Sunday, June 26, 2016

Last days in Sri Lanka

I have been very busy with the garden. Since I only have time on weekends, I have been spending most of the day outside trying to get everything under control. The garden got weed-choked with our 2 years in China. Last summer, I was able to clear and keep clear a number of beds but of course, what I didn't get under control still went to seed and re-seeded it self. Plus I was unable to keep things weeded through the summer due to my business travels so while it helped, it was not as good a job as it should have been.

This spring, we've managed to get most of it weeded and I plan to try and keep everything weeded through the fall to prevent another year of weed-choked beds.

So I haven't got much of anything done. I've been combing and spinning the Gotland fleece I got last Rhinebeck and it is almost done. But it is very boring. Just grey. I comb a batch and spin and then comb another batch. This way I don't over-tax my wrists and arms with combing.

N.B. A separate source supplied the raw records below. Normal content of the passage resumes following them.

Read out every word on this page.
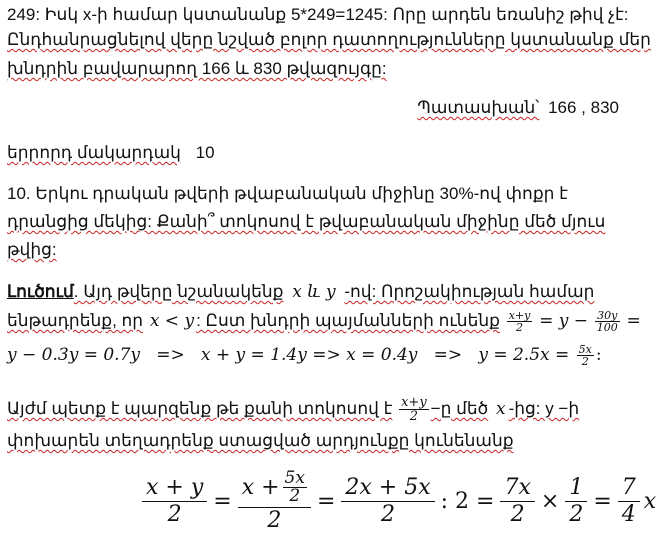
249: Իսկ x-ի համար կստանանք 5*249=1245: Որը արդեն եռանիշ թիվ չէ:
Ընդհանրացնելով վերը նշված բոլոր դատողությունները կստանանք մեր
խնդրին բավարարող 166 և 830 թվազույգը:
Պատասխան՝ 166 , 830
երրորդ մակարդակ 10
10. Երկու դրական թվերի թվաբանական միջինը 30%-ով փոքր է
դրանցից մեկից: Քանի՞ տոկոսով է թվաբանական միջինը մեծ մյուս
թվից:
Լուծում. Այդ թվերը նշանակենք x և y -ով: Որոշակիության համար
ենթադրենք, որ x < y : Ըստ խնդրի պայմանների ունենք $\frac{x+y}{2} = y - \frac{30y}{100}$ =
$y - 0.3y = 0.7y => x + y = 1.4y => x = 0.4y => y = 2.5x = \frac{5x}{2}$ :
Այժմ պետք է պարզենք թե քանի տոկոսով է $\frac{x+y}{2}$ −ը մեծ x -ից: y −ի
փոխարեն տեղադրենք ստացված արդյունքը կունենանք
$\frac{x + y}{2} = \frac{x + \frac{5x}{2}}{2} = \frac{2x + 5x}{2}$ : $2 = \frac{7x}{2} \times \frac{1}{2} = \frac{7}{4}$ x
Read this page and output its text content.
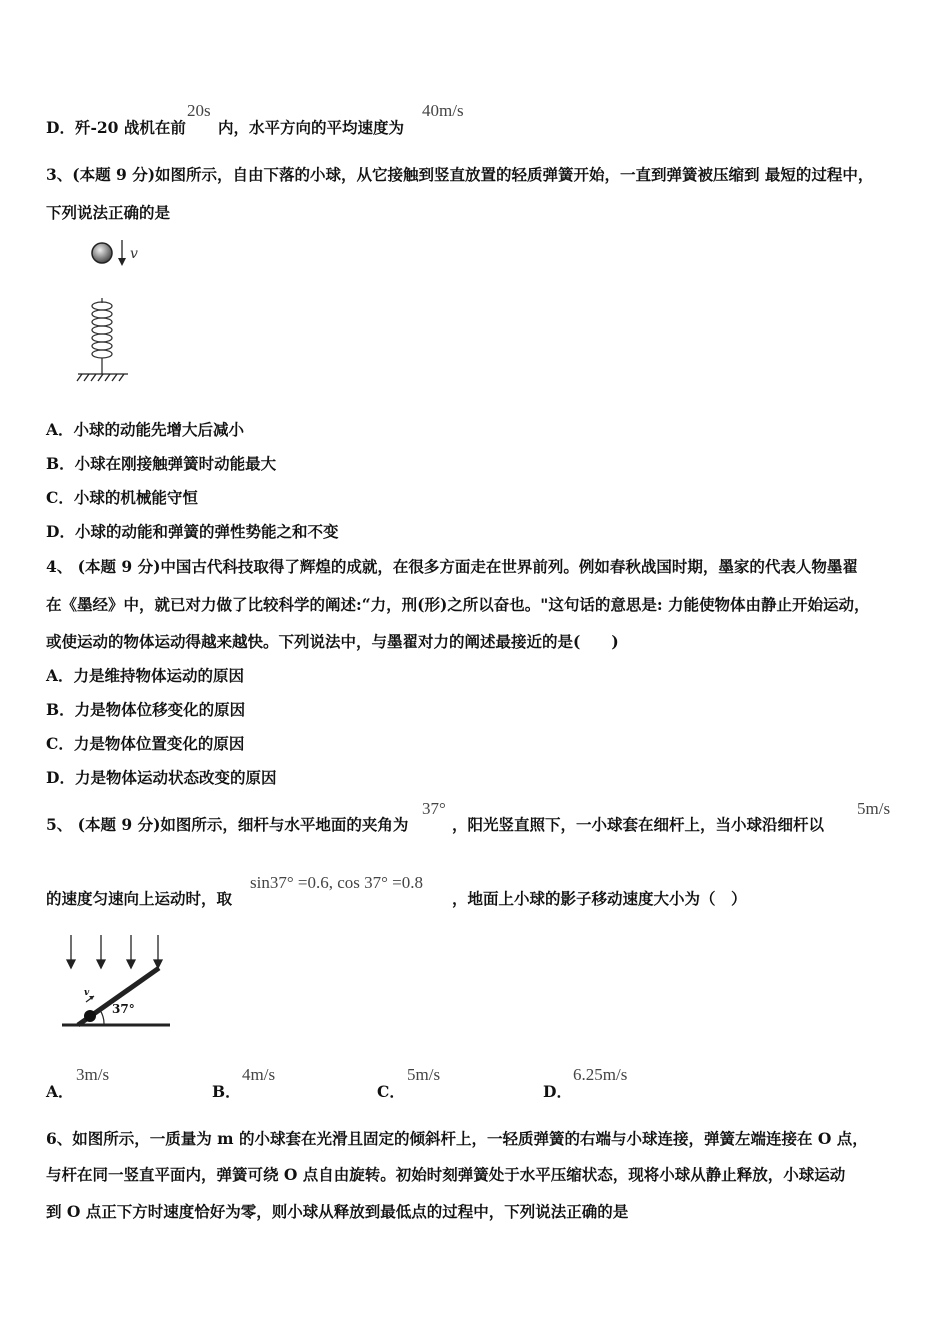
D．歼-20 战机在前
20s
内，水平方向的平均速度为
40m/s
3、(本题 9 分)如图所示，自由下落的小球，从它接触到竖直放置的轻质弹簧开始，一直到弹簧被压缩到 最短的过程中，
下列说法正确的是
v
A．小球的动能先增大后减小
B．小球在刚接触弹簧时动能最大
C．小球的机械能守恒
D．小球的动能和弹簧的弹性势能之和不变
4、 (本题 9 分)中国古代科技取得了辉煌的成就，在很多方面走在世界前列。例如春秋战国时期，墨家的代表人物墨翟
在《墨经》中，就已对力做了比较科学的阐述:“力，刑(形)之所以奋也。"这句话的意思是: 力能使物体由静止开始运动，
或使运动的物体运动得越来越快。下列说法中，与墨翟对力的阐述最接近的是(　　)
A．力是维持物体运动的原因
B．力是物体位移变化的原因
C．力是物体位置变化的原因
D．力是物体运动状态改变的原因
5、 (本题 9 分)如图所示，细杆与水平地面的夹角为
37°
，阳光竖直照下，一小球套在细杆上，当小球沿细杆以
5m/s
的速度匀速向上运动时，取
sin37° =0.6, cos 37° =0.8
，地面上小球的影子移动速度大小为（　）
37°
v
A．
3m/s
B．
4m/s
C．
5m/s
D．
6.25m/s
6、如图所示，一质量为 m 的小球套在光滑且固定的倾斜杆上，一轻质弹簧的右端与小球连接，弹簧左端连接在 O 点，
与杆在同一竖直平面内，弹簧可绕 O 点自由旋转。初始时刻弹簧处于水平压缩状态，现将小球从静止释放，小球运动
到 O 点正下方时速度恰好为零，则小球从释放到最低点的过程中，下列说法正确的是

And here, finally, is the last installment of the Sri Lanka trip. After this I will be back to my usual topics of spinning, knitting, etc.

Our next to last day in Sri Lanka began in Yala NP and ended in the port city of Galle. We drove along the southern coast and there were many beautiful views out over the Indian ocean as we drove along.
 We stopped here to see the stick fishermen. They came up with this way of fishing because they have to get clear of the rocks at the edge of the shore. These days, i wonder how much fish they catch and how much they are there for tourists because they are barely clear of the rocks.

 Our destination was Galle, a Portuguese fort at the south-western end of Sri Lanka. The fort has been preserved with all the buildings within it having historical landmark status. This is the interior wall of the fort - the one that faces the town.
 The fort has good views over the water, which is needed for defensive purposes. This is a view from the landward wall.

 The building inside the fort definitely have that colonial feel. It is quiet for now. As we were leaving, the schools let out and it was pretty crazy and noisy with the traffic.

 This is the seaward side.


 The Indian ocean is a gorgeous color.




 After we wandered through the fort, we went to our hotel which was right on the beach. I couldn't have picked a better spot to spend our last night.
It was built around an old lighthouse, I think.

 We spent most of the evening camped out on the lawn watching the sun set.

 The best colors are after the sun actually sets.
 The next morning, we set off for Colombo. It was our last day and we flew out in the evening. Now we were driving along the south-western coast of Sri Lanka, heading north. Surfing is very popular here. This is also where the tsunami hit at its worst. If you have seen the youtube video of the train being washed away, it was from around here. Our first stop was at the tsunami memorial.
We also drove by one of the more important Buddhist temples in Sri Lanka but we didn't stop. 

Our driver took us on a city tour of Colombo. It looks like any other city! But there were a few differences. There are Hindu temples.
 A Dutch hospital that is now turned into a restaurant complex. We stopped here to cool off and get some lunch.

There was a beautiful golden Buddha as we drove around.
I think this is the seat of the government.
 Then we drove to the Independence Square. It is a national monument surrounded by parks and other buildings. The monument is the Independence Memorial Hall.
 Inside are traditionally carved columns with scenes depicting Sri Lankan history.
 You can't really see the vignettes as they are on those plaques. The columns reminded me of the hall in the Temple of the Golden Tooth at Kandy.
 It is surrounded by parks on most sides. That building over there is a colonial building that is now a mall.
 We sat on the steps of the hall and watched a school sports day in a field across the street. There were heats and races.

And then we left for the airport and headed back to Chennai.

I'll try and get in a catch-up post on what I've been up to spinning and knitting-wise in the next day.